Authorities in Russia have held talks with major rightsholders, hosting platforms, and search providers, with the aim of writing the terms of a voluntary anti-piracy agreement into law. If approved, it will become one of the toughest takedown regimes anywhere in the world.
Dealing with the flood of infringing content placed on the Internet for public consumption is a key aim of rightsholders around the world.
In both the United States and Europe, this is largely tackled via a notice-and-takedown regime, whereby copyright holders file complaints and hosts, search engines, and other platforms respond by removing content.
Under huge pressure from rightsholders, last year a ground-breaking agreement was reached in Moscow, one that would see much tougher measures to deal with the problem in Russia.
The voluntary agreement – signed by major rightsholders, Internet platforms, and search providers – aims to create an ever-growing centralized database of infringing content to enable web companies to take down media and links both quickly and efficiently.
Signatories who host and index content are expected to query the database regularly for designated content and links while deleting the same from their sites within hours.
It isn’t yet clear how complete the database is, or which companies are already interfacing with it, but it’s understood that the participants are now conducting takedowns broadly in line with the agreement.
The memorandum is valid until September 1, 2019 but the plan from the beginning was to make the arrangement a legal obligation by writing its terms into law. Plans for that are now underway.
Russian telecoms watchdog Roscomnadzor reports that an “extended meeting” was held on March 6 with rights holders, search engines, and video hosting site operators in attendance. Also present was Roscomnadzor deputy head, Vadim Subbotin.
“The meeting discussed the most optimal version of the concept for the bill. Thus, the basis for the new legislation will be the provisions of the Memorandum of Cooperation in the field of protection of exclusive rights in the era of the development of digital technologies,” Roscomnadzor’s press office confirmed.
The plan is for the terms of the currently voluntary memorandum to be written into law before it expires on September 1, 2019. However, if an agreement cannot be reached before the anniversary of its signing, it’s suggested that the memorandum could be extended beyond its initial one-year term.
Channel One, the National Media Group, Gazprom-Media, the Internet Video Association, the Association of Film and Television Producers, Yandex, Rambler Group, Mail.Ru Group, vKontakte, and RuTube, are all signatories of the current memorandum.
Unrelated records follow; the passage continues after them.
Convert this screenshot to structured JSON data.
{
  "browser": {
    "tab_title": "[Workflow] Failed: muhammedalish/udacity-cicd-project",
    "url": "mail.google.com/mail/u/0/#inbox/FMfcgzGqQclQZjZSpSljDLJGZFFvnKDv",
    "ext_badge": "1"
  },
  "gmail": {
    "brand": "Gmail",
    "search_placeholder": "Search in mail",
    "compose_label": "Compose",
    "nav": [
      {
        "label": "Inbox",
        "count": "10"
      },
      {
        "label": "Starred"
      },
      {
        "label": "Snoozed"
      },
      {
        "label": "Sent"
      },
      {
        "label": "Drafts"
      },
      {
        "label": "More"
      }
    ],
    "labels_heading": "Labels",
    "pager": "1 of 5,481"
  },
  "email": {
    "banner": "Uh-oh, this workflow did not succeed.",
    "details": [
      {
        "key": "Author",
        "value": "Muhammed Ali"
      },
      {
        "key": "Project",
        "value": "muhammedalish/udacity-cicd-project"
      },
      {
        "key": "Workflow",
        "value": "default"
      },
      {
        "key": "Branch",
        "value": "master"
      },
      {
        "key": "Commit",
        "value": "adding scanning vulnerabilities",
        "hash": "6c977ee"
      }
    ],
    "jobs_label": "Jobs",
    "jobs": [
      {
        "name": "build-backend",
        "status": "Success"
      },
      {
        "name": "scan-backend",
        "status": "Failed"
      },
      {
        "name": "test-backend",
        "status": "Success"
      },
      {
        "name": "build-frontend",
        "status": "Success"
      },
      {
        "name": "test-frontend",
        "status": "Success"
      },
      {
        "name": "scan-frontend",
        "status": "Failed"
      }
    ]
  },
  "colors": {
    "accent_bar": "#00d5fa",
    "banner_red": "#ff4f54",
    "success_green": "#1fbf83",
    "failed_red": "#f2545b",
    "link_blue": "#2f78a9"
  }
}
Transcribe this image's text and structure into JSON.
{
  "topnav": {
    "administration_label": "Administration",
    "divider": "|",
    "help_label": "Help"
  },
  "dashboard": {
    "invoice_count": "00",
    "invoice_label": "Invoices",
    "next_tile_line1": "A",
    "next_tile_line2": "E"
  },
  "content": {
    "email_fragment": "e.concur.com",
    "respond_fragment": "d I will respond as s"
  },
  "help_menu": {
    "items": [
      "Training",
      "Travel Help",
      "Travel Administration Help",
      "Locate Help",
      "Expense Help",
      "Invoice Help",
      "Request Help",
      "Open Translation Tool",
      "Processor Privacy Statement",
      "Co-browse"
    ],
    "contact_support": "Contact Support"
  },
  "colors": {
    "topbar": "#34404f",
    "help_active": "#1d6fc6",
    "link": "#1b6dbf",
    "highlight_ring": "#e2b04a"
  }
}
“The memorandum lays the foundations for sectoral self-regulation within the framework of the execution of the ‘anti-piracy’ law. The document introduces a pre-trial procedure for resolving disputes between copyright holders and search engines regarding the illegal placement of links to pirated content,” Roscomnadzor re-emphasized this week.
Google did not sign up last year and there has been no clear indication that it intends to participate moving forward. However, there have been multiple suggestions that other companies and groups may be allowed to join the voluntary agreement, such as publishers, for example.
Should the memorandum be written into law as planned, it’s likely to be the toughest – if not the toughest – anti-piracy regime seen anywhere in the world. Add Russia’s site-blocking regime into the mix, and the country is on course to become a world leader in online infringement mitigation.